What if I told you there was new technology that could completely wipe out mosquitoes? What if I told you mosquitoes are also pollinators and some believe that their extinction could have extreme consequences on our ecosystem? This is the moral dilemma playing on the minds of many scientists in this field.
CRISPR technology presents us with the opportunity to modify genomes with exceptional efficiency and precision with a wide range of applications. CRISPR stands for “clustered regularly interspaced short palindromic repeats.” If you’re like me and are still a little puzzled, what that means is that the name CRISPR arises from one repeated sequence of DNA with unique sequences in between the repeated sequence.
This seemed intriguing to scientists and, sure enough, they discovered that the unique sequences were actually the DNA of viruses that target bacteria. The viruses were present in the DNA so that the viruses could be effectively fought if the body encountered them again. On top of that Cas (CRISPR-associated proteins), an enzyme located near the CRISPR, can snip DNA and slice the harmful viruses. This double level defense mechanism is extremely useful when it comes to combatting viruses.
The CRISPR/Cas9 technology was discovered as early as the 1980s but it’s only in recent years that steps have been made to unlock its true potential. Previously it could take up to a year and several generations of mice to create a genetically altered mouse. With this new technology that time can be reduced to only a few months and far fewer mice are required.
Another bonus is that multiple genes can be altered simultaneously — a real game changer. The Cas9 gene makes this whole idea even more powerful. They essentially let us exploit evolution to insert a desired gene into an organism. The special thing about a gene drive is that it always ends up in the offspring, even if only one parent has it. Eventually more and more generations will possess this gene drive and the induced gene will be present in the entire population.
This technology can be used to modify the genomes of any organism. The possibilities this creates are endless. Endangered species may be saved, genes could be modified to stall the spread of weeds, and harmful species such as mosquitoes could be genetically modified to eventually die off. This would leave the world free of the fear and suffering which malaria and so many other mosquito transmitted diseases cause.
With the outbreak of the Zika Virus during the Rio 2016 Olympic Games and its spread throughout the US, the virus has gained increased media attention. Since 2015, sixty-two countries and territories reported mosquito transmitted Zika virus. Zika in pregnant women can lead to microcephaly, unusually small heads in babies, among other abnormalities.

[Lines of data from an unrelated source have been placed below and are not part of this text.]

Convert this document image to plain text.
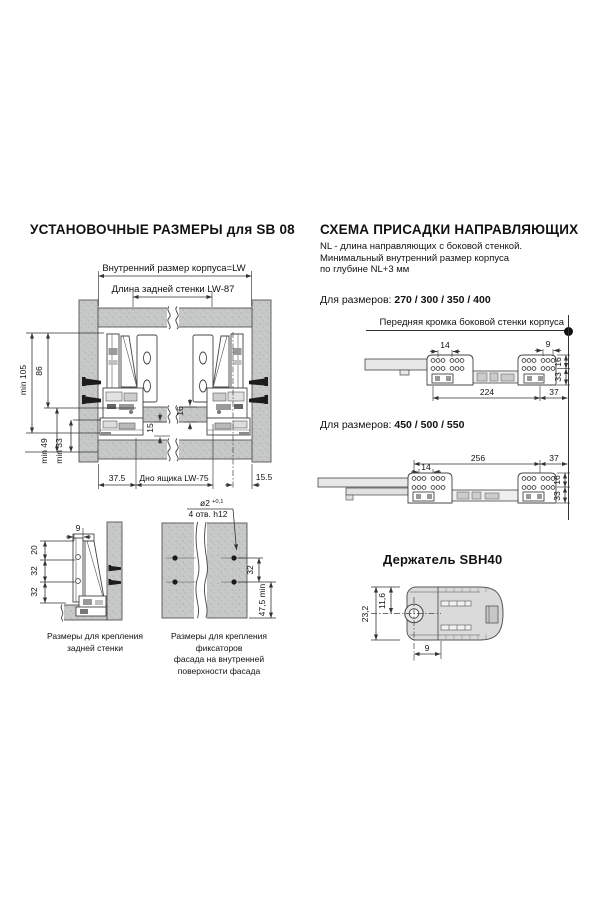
УСТАНОВОЧНЫЕ РАЗМЕРЫ для SB 08 СХЕМА ПРИСАДКИ НАПРАВЛЯЮЩИХ
NL - длина направляющих с боковой стенкой.
Минимальный внутренний размер корпуса
по глубине NL+3 мм
Для размеров: 270 / 300 / 350 / 400
Передняя кромка боковой стенки корпуса
Для размеров: 450 / 500 / 550
Держатель SBH40
Размеры для крепления
задней стенки
Размеры для крепления фиксаторов
фасада на внутренней
поверхности фасада
Внутренний размер корпуса=LW
Длина задней стенки LW-87
min 105 86
min 49 min 33
16
15
37.5 Дно ящика LW-75	15.5
9
20
32
32
ø2 +0,1
4 отв. h12
32
47,5 min
14	9
16
33
224	37
256	37
14
16
33
23,2
11,6
9
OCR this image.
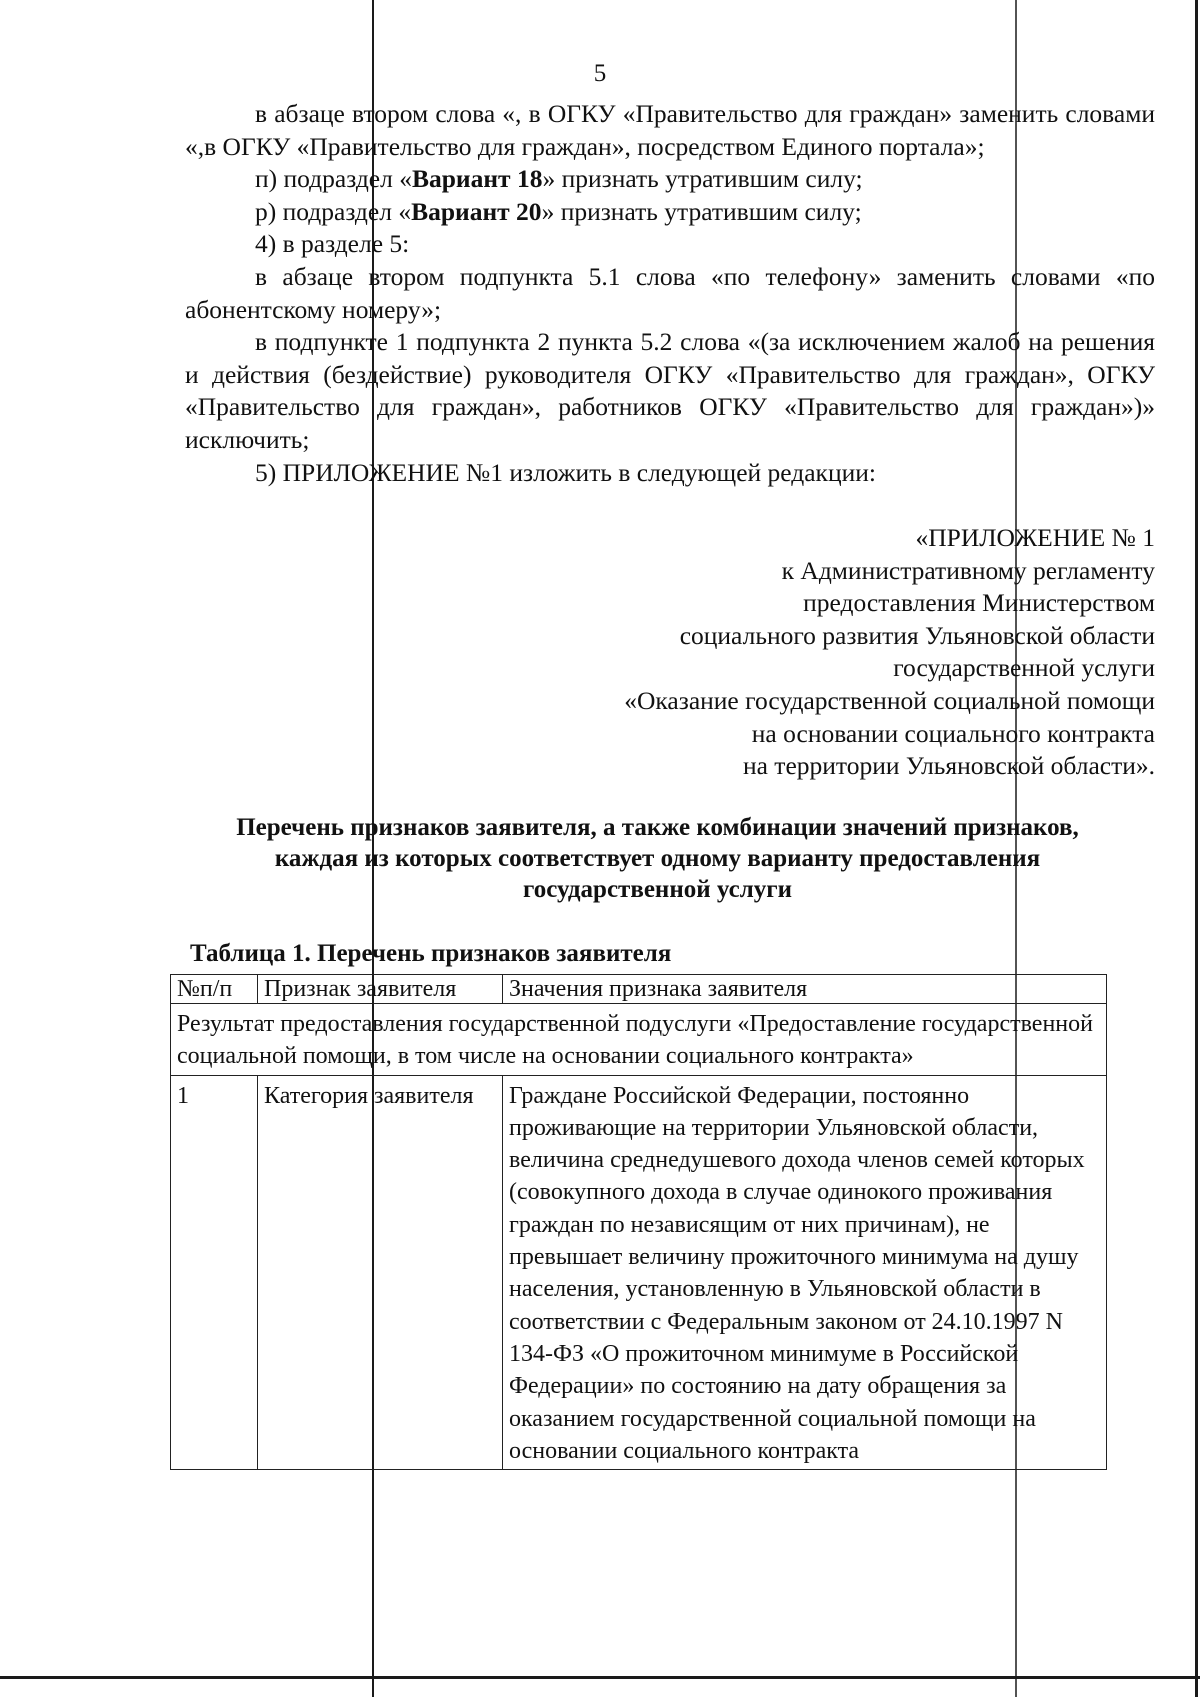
5

в абзаце втором слова «, в ОГКУ «Правительство для граждан» заменить словами «,в ОГКУ «Правительство для граждан», посредством Единого портала»;

п) подраздел «Вариант 18» признать утратившим силу;

р) подраздел «Вариант 20» признать утратившим силу;

4) в разделе 5:

в абзаце втором подпункта 5.1 слова «по телефону» заменить словами «по абонентскому номеру»;

в подпункте 1 подпункта 2 пункта 5.2 слова «(за исключением жалоб на решения и действия (бездействие) руководителя ОГКУ «Правительство для граждан», ОГКУ «Правительство для граждан», работников ОГКУ «Правительство для граждан»)» исключить;

5) ПРИЛОЖЕНИЕ №1 изложить в следующей редакции:

«ПРИЛОЖЕНИЕ № 1
к Административному регламенту
предоставления Министерством
социального развития Ульяновской области
государственной услуги
«Оказание государственной социальной помощи
на основании социального контракта
на территории Ульяновской области».
Перечень признаков заявителя, а также комбинации значений признаков,
каждая из которых соответствует одному варианту предоставления
государственной услуги
Таблица 1. Перечень признаков заявителя
№п/п	Признак заявителя	Значения признака заявителя
Результат предоставления государственной подуслуги «Предоставление государственной социальной помощи, в том числе на основании социального контракта»		
1	Категория заявителя	Граждане Российской Федерации, постоянно проживающие на территории Ульяновской области, величина среднедушевого дохода членов семей которых (совокупного дохода в случае одинокого проживания граждан по независящим от них причинам), не превышает величину прожиточного минимума на душу населения, установленную в Ульяновской области в соответствии с Федеральным законом от 24.10.1997 N 134-ФЗ «О прожиточном минимуме в Российской Федерации» по состоянию на дату обращения за оказанием государственной социальной помощи на основании социального контракта
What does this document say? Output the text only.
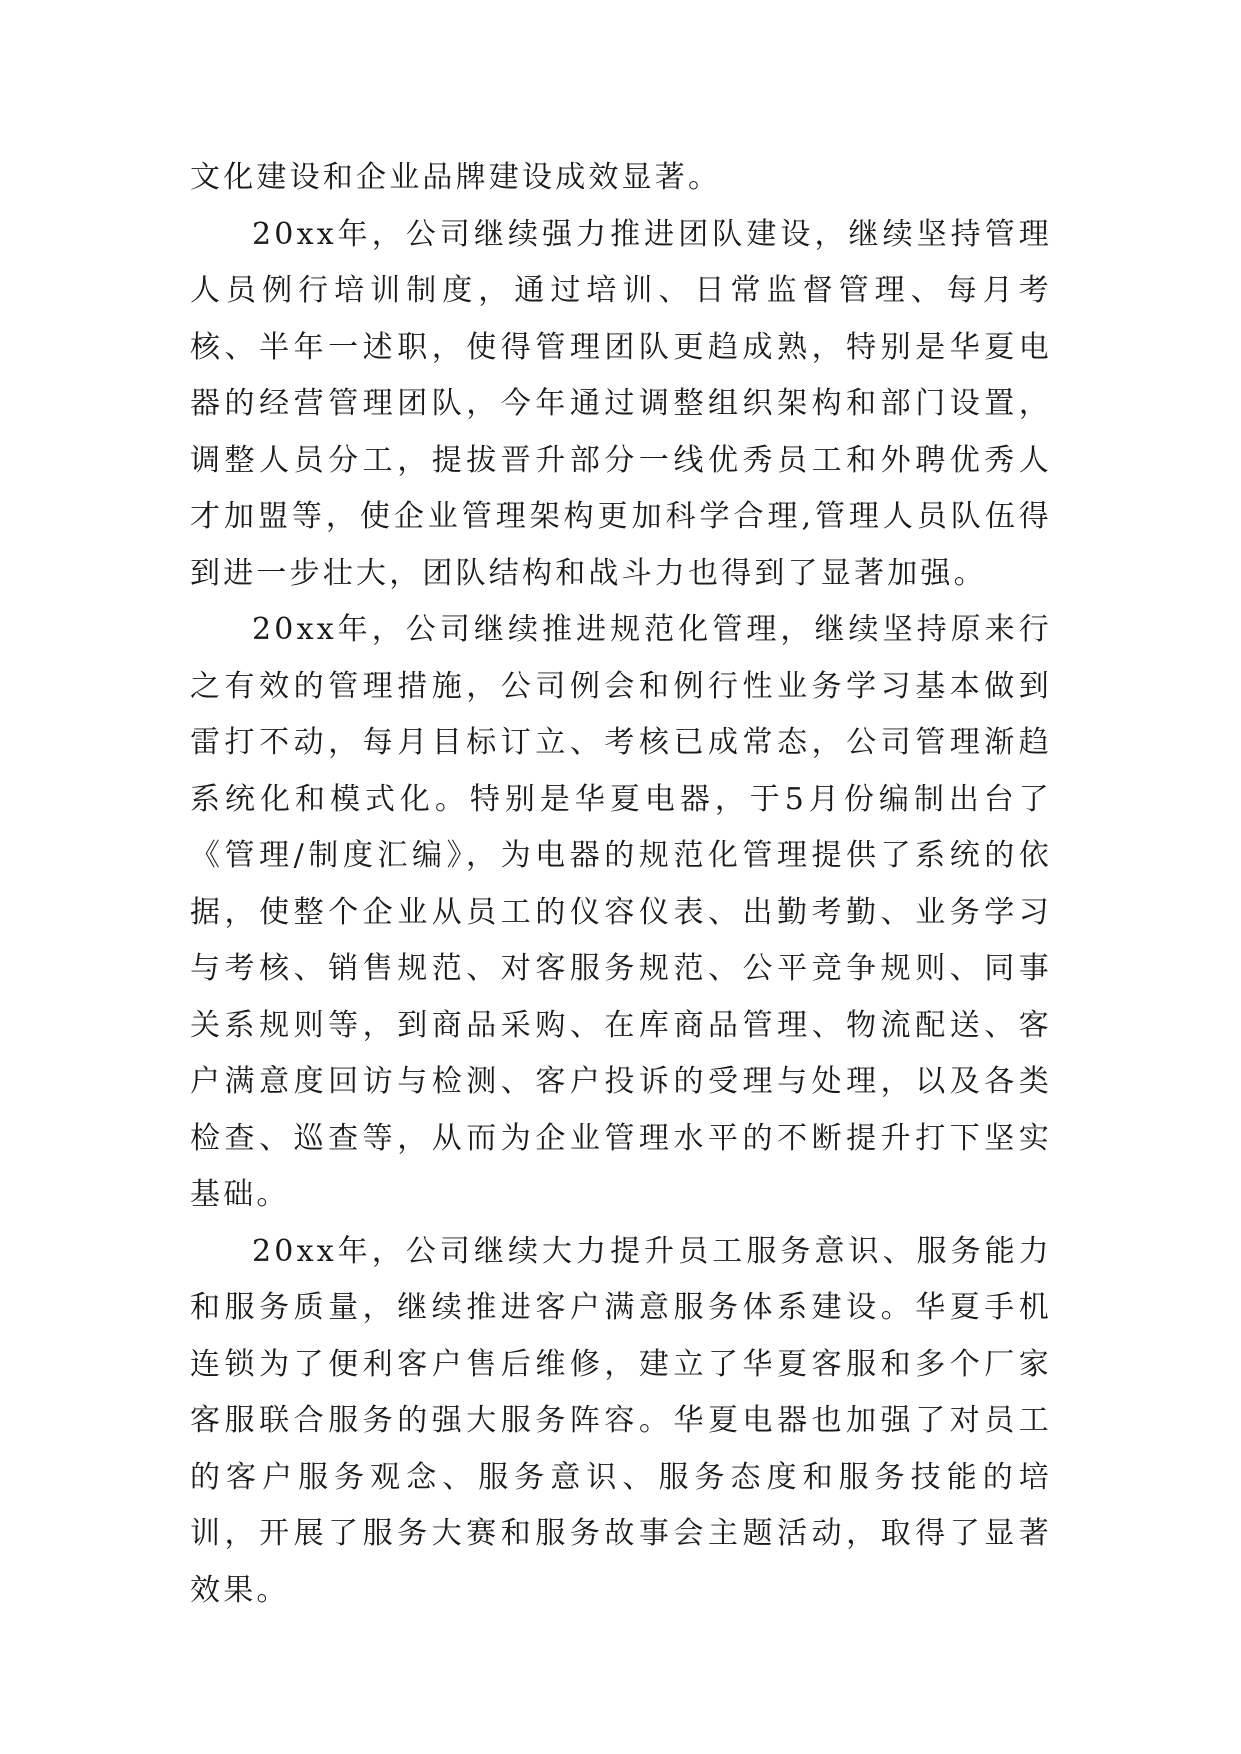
文化建设和企业品牌建设成效显著。

20xx年，公司继续强力推进团队建设，继续坚持管理人员例行培训制度，通过培训、日常监督管理、每月考核、半年一述职，使得管理团队更趋成熟，特别是华夏电器的经营管理团队，今年通过调整组织架构和部门设置，调整人员分工，提拔晋升部分一线优秀员工和外聘优秀人才加盟等，使企业管理架构更加科学合理,管理人员队伍得到进一步壮大，团队结构和战斗力也得到了显著加强。

20xx年，公司继续推进规范化管理，继续坚持原来行之有效的管理措施，公司例会和例行性业务学习基本做到雷打不动，每月目标订立、考核已成常态，公司管理渐趋系统化和模式化。特别是华夏电器，于5月份编制出台了《管理/制度汇编》，为电器的规范化管理提供了系统的依据，使整个企业从员工的仪容仪表、出勤考勤、业务学习与考核、销售规范、对客服务规范、公平竞争规则、同事关系规则等，到商品采购、在库商品管理、物流配送、客户满意度回访与检测、客户投诉的受理与处理，以及各类检查、巡查等，从而为企业管理水平的不断提升打下坚实基础。

20xx年，公司继续大力提升员工服务意识、服务能力和服务质量，继续推进客户满意服务体系建设。华夏手机连锁为了便利客户售后维修，建立了华夏客服和多个厂家客服联合服务的强大服务阵容。华夏电器也加强了对员工的客户服务观念、服务意识、服务态度和服务技能的培训，开展了服务大赛和服务故事会主题活动，取得了显著效果。
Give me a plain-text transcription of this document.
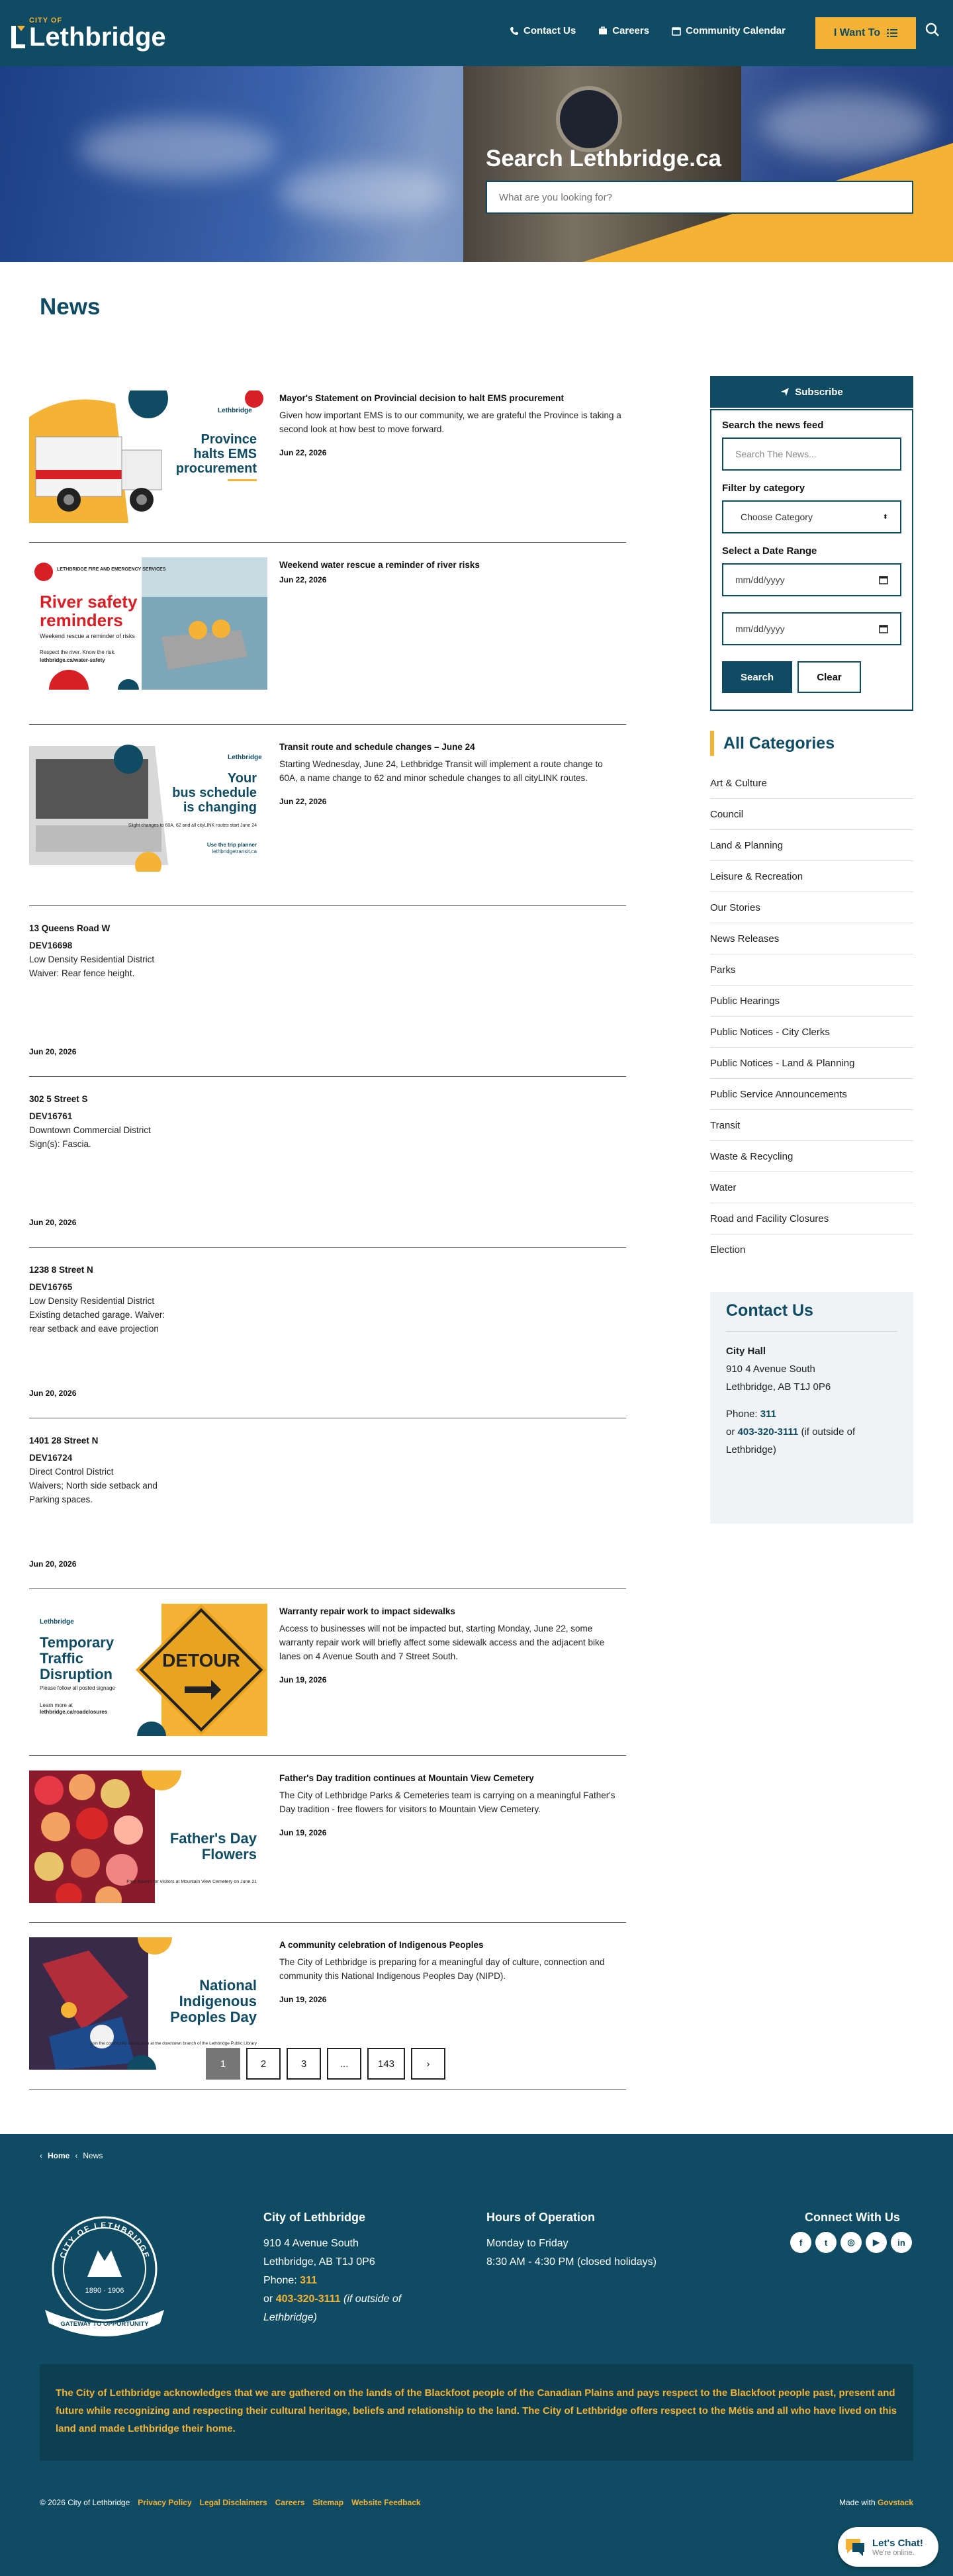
CITY OF
Lethbridge	Contact Us	Careers	Community Calendar	I Want To
Search Lethbridge.ca
What are you looking for?
News
Lethbridge
Province
halts EMS
procurement
Mayor's Statement on Provincial decision to halt EMS procurement
Given how important EMS is to our community, we are grateful the Province is taking a second look at how best to move forward.
Jun 22, 2026
LETHBRIDGE FIRE AND EMERGENCY SERVICES
River safety
reminders
Weekend rescue a reminder of risks
Respect the river. Know the risk.
lethbridge.ca/water-safety
Weekend water rescue a reminder of river risks
Jun 22, 2026
Lethbridge
Your
bus schedule
is changing
Slight changes to 60A, 62 and all cityLINK routes start June 24
Use the trip planner
lethbridgetransit.ca
Transit route and schedule changes – June 24
Starting Wednesday, June 24, Lethbridge Transit will implement a route change to 60A, a name change to 62 and minor schedule changes to all cityLINK routes.
Jun 22, 2026
13 Queens Road W
DEV16698
Low Density Residential District
Waiver: Rear fence height.
Jun 20, 2026
302 5 Street S
DEV16761
Downtown Commercial District
Sign(s): Fascia.
Jun 20, 2026
1238 8 Street N
DEV16765
Low Density Residential District
Existing detached garage. Waiver:
rear setback and eave projection
Jun 20, 2026
1401 28 Street N
DEV16724
Direct Control District
Waivers; North side setback and
Parking spaces.
Jun 20, 2026
DETOUR
Lethbridge
Temporary
Traffic
Disruption
Please follow all posted signage
Learn more at
lethbridge.ca/roadclosures
Warranty repair work to impact sidewalks
Access to businesses will not be impacted but, starting Monday, June 22, some warranty repair work will briefly affect some sidewalk access and the adjacent bike lanes on 4 Avenue South and 7 Street South.
Jun 19, 2026
Father's Day
Flowers
Free flowers for visitors at Mountain View Cemetery on June 21
Father's Day tradition continues at Mountain View Cemetery
The City of Lethbridge Parks & Cemeteries team is carrying on a meaningful Father's Day tradition - free flowers for visitors to Mountain View Cemetery.
Jun 19, 2026
National
Indigenous
Peoples Day
Join the community celebration at the downtown branch of the Lethbridge Public Library
A community celebration of Indigenous Peoples
The City of Lethbridge is preparing for a meaningful day of culture, connection and community this National Indigenous Peoples Day (NIPD).
Jun 19, 2026
1	2	3	...	143	›
Subscribe
Search the news feed
Search The News...
Filter by category
Choose Category	⬍
Select a Date Range
mm/dd/yyyy
mm/dd/yyyy
Search	Clear
All Categories
Art & Culture
Council
Land & Planning
Leisure & Recreation
Our Stories
News Releases
Parks
Public Hearings
Public Notices - City Clerks
Public Notices - Land & Planning
Public Service Announcements
Transit
Waste & Recycling
Water
Road and Facility Closures
Election
Contact Us

City Hall

910 4 Avenue South

Lethbridge, AB T1J 0P6

Phone: 311

or 403-320-3111 (if outside of Lethbridge)

‹ Home ‹ News
CITY OF LETHBRIDGE
1890 · 1906
GATEWAY TO OPPORTUNITY
City of Lethbridge
910 4 Avenue South
Lethbridge, AB T1J 0P6
Phone: 311
or 403-320-3111 (if outside of Lethbridge)
Hours of Operation
Monday to Friday
8:30 AM - 4:30 PM (closed holidays)
Connect With Us
f	t	◎	▶	in
The City of Lethbridge acknowledges that we are gathered on the lands of the Blackfoot people of the Canadian Plains and pays respect to the Blackfoot people past, present and future while recognizing and respecting their cultural heritage, beliefs and relationship to the land. The City of Lethbridge offers respect to the Métis and all who have lived on this land and made Lethbridge their home.
© 2026 City of Lethbridge Privacy Policy Legal Disclaimers Careers Sitemap Website Feedback	Made with Govstack
Let's Chat!
We're online.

In 2010, malaria killed 554,000 people. In 2015 there were 214 million malaria cases resulting in 438,000 deaths. This decrease is positive but the number is still far too high. The World Health Organisation recommends “personal protection with repellents, clothing that covers exposed skin and use of nets when resting during the day”. When there is a more proficient solution it seems a shame not to use it when it could save so many lives each year.
However, opinion is divided as to whether wiping out an entire spieces is wise. What would happen to the plants they pollinate and the predators that prey on them? Lives may be saved but would the world around us be left to perish? Is it right for scientists to decide if a species lives or dies?
We must contemplate these questions as we approach this important crossroads in our future. As George Church, a professor at Harvard University says “if we’re going to talk about it at all in advance, rather than in the past tense, now is the time.”
Kevin Esvelt, a postdoc from Harvard University, and his colleagues are proposing a number of safeguards, including reversal drives that can undo earlier engineered genes. “We need to really make sure those work if we’re proposing to build a drive that is intended to modify a wild population,” Esvelt says.
However Church is optimistic about the potential for Cas9-based gene drives. “I think we need to be cautious with all new technologies, especially all new technologies that are messing with nature in some way or another. But there’s also a risk of doing nothing.”